Eleuther ā· #general (5 messages):
Full Autonomy Systems for AIs, Limitations to Full AI Autonomous Systems, Context Management, Long-Term Memory Implementation
- Full Autonomy Systems for AIs Emerge: A member is developing a full autonomy system for AIs to enable 24/7 inference, along with plain language tools similar to OpenAPI MCP tools.
- The member asked if others have worked on similar systems and inquired about current limitations, especially concerning long-term memory and long context issues.
- Continuous Self-Summarization Holds Potential: A member suggested that continuous self-summarization could address long-term memory limitations in autonomous AI systems.
- He mentioned exploring summarizing projection layers to write to a scratchpad, acknowledging time constraints in fully developing the idea.
- Context Management Gains Priority: A member emphasized context management as a priority when implementing long-term memory solutions.
- He noted that LLMs struggle with complex tasks involving multiple subtasks without well-crafted context management.

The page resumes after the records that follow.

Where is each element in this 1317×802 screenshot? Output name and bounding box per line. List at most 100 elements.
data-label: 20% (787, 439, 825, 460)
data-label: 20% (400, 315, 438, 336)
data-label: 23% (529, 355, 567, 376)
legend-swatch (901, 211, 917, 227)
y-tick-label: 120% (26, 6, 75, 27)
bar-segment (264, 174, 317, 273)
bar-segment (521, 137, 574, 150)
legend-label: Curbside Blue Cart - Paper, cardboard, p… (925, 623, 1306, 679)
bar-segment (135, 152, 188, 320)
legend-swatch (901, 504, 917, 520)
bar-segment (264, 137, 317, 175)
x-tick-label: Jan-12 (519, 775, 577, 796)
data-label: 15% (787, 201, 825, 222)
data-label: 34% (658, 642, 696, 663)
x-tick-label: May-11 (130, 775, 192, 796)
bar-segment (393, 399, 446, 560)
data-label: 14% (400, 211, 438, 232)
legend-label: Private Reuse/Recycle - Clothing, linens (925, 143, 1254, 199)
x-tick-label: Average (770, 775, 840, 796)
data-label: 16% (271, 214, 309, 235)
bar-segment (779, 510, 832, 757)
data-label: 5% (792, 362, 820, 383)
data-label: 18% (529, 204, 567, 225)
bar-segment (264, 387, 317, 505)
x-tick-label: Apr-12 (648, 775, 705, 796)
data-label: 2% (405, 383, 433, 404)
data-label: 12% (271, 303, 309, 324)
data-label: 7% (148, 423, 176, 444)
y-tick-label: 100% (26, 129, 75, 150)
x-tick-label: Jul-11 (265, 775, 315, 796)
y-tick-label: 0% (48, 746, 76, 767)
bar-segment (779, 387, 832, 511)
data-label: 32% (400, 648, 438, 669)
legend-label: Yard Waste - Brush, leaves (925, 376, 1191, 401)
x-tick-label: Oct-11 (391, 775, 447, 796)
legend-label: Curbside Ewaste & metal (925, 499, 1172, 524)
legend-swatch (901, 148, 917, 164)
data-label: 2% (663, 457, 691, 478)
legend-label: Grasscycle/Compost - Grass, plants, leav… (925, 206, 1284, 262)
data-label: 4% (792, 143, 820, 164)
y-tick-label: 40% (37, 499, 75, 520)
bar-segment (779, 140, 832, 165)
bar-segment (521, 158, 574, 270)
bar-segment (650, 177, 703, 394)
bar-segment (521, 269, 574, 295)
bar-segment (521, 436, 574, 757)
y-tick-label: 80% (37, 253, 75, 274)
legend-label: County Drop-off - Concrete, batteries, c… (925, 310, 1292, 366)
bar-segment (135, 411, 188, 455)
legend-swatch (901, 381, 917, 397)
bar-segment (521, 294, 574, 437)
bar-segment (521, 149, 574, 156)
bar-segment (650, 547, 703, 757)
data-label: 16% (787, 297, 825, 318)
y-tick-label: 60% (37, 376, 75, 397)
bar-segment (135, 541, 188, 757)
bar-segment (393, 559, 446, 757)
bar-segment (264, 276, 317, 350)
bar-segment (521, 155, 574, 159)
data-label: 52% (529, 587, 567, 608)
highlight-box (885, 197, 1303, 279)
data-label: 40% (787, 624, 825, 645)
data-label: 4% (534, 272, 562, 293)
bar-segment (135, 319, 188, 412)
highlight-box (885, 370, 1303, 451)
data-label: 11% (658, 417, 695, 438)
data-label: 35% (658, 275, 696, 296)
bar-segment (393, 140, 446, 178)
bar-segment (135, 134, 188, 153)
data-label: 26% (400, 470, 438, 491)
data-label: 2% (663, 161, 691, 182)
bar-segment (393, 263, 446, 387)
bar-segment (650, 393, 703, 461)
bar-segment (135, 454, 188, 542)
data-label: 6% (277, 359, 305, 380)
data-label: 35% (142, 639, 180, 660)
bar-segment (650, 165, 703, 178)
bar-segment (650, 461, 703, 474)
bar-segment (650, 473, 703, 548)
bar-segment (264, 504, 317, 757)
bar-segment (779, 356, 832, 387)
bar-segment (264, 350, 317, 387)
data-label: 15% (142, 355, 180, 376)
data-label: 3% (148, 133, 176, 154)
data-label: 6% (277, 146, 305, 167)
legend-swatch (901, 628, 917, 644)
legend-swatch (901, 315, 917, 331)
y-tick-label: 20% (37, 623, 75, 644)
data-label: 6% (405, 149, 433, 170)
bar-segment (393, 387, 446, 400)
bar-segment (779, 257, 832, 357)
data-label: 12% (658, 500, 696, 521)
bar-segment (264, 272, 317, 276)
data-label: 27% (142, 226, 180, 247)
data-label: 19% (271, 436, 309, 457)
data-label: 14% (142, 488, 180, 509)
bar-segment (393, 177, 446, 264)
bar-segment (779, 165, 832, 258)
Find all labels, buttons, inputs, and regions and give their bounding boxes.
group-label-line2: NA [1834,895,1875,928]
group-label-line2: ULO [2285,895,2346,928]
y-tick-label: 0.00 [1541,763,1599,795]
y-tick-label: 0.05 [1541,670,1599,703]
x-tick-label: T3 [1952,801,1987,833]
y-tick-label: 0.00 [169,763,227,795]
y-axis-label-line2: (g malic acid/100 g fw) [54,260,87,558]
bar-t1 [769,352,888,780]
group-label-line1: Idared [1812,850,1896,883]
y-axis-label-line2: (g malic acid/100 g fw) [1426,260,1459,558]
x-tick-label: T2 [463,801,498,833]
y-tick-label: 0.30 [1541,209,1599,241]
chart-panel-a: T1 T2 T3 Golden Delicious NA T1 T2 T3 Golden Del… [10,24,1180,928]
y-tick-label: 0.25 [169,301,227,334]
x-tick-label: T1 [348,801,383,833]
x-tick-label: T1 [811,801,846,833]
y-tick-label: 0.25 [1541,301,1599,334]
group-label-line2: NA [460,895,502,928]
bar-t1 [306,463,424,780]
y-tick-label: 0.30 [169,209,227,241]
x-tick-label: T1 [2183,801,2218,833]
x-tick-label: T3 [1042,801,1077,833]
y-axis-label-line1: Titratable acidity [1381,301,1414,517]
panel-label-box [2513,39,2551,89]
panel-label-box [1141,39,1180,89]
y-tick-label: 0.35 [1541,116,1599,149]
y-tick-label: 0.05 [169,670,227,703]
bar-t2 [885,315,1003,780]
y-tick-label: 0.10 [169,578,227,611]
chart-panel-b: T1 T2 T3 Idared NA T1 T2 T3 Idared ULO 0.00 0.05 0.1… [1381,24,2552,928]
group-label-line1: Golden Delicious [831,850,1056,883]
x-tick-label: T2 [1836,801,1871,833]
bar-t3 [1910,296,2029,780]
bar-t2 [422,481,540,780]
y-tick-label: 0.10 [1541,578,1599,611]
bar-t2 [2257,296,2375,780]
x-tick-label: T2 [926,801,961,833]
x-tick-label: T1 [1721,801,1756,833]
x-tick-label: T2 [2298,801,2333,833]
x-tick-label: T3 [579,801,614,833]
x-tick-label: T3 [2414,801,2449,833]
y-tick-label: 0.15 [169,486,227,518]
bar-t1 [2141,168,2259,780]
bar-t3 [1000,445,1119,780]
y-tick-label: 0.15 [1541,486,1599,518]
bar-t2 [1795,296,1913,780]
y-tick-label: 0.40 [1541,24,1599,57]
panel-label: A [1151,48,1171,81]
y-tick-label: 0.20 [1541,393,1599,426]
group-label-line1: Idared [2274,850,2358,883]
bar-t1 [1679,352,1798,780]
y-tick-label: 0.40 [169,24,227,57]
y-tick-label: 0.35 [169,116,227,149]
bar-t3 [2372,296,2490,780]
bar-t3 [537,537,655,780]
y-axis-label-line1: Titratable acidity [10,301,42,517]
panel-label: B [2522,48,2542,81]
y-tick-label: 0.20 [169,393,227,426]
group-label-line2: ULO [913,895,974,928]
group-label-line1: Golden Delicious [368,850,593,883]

- Ollama Source Code Under Consideration for Memory Expansion: A member is considering modifying the Ollama source code to develop a āsecond memoryā system alongside the main LLM file.
- He acknowledged the challenge of understanding the source code, even with AI assistance.
Eleuther ā· #research (2 messages):
all-the-noises github, arxiv
- All The Noises project surfaces: A member shared a link to the All The Noises project, a GitHub page that aggregates diverse noises.
- Some noises include brownian, circuit, pink, sine, tan and uniform.
- Arxiv link shared: A member shared an Arxiv link which appears to be related to future research work.
- Given the year 2025, it is likely a pointer to a future research direction the member is contemplating.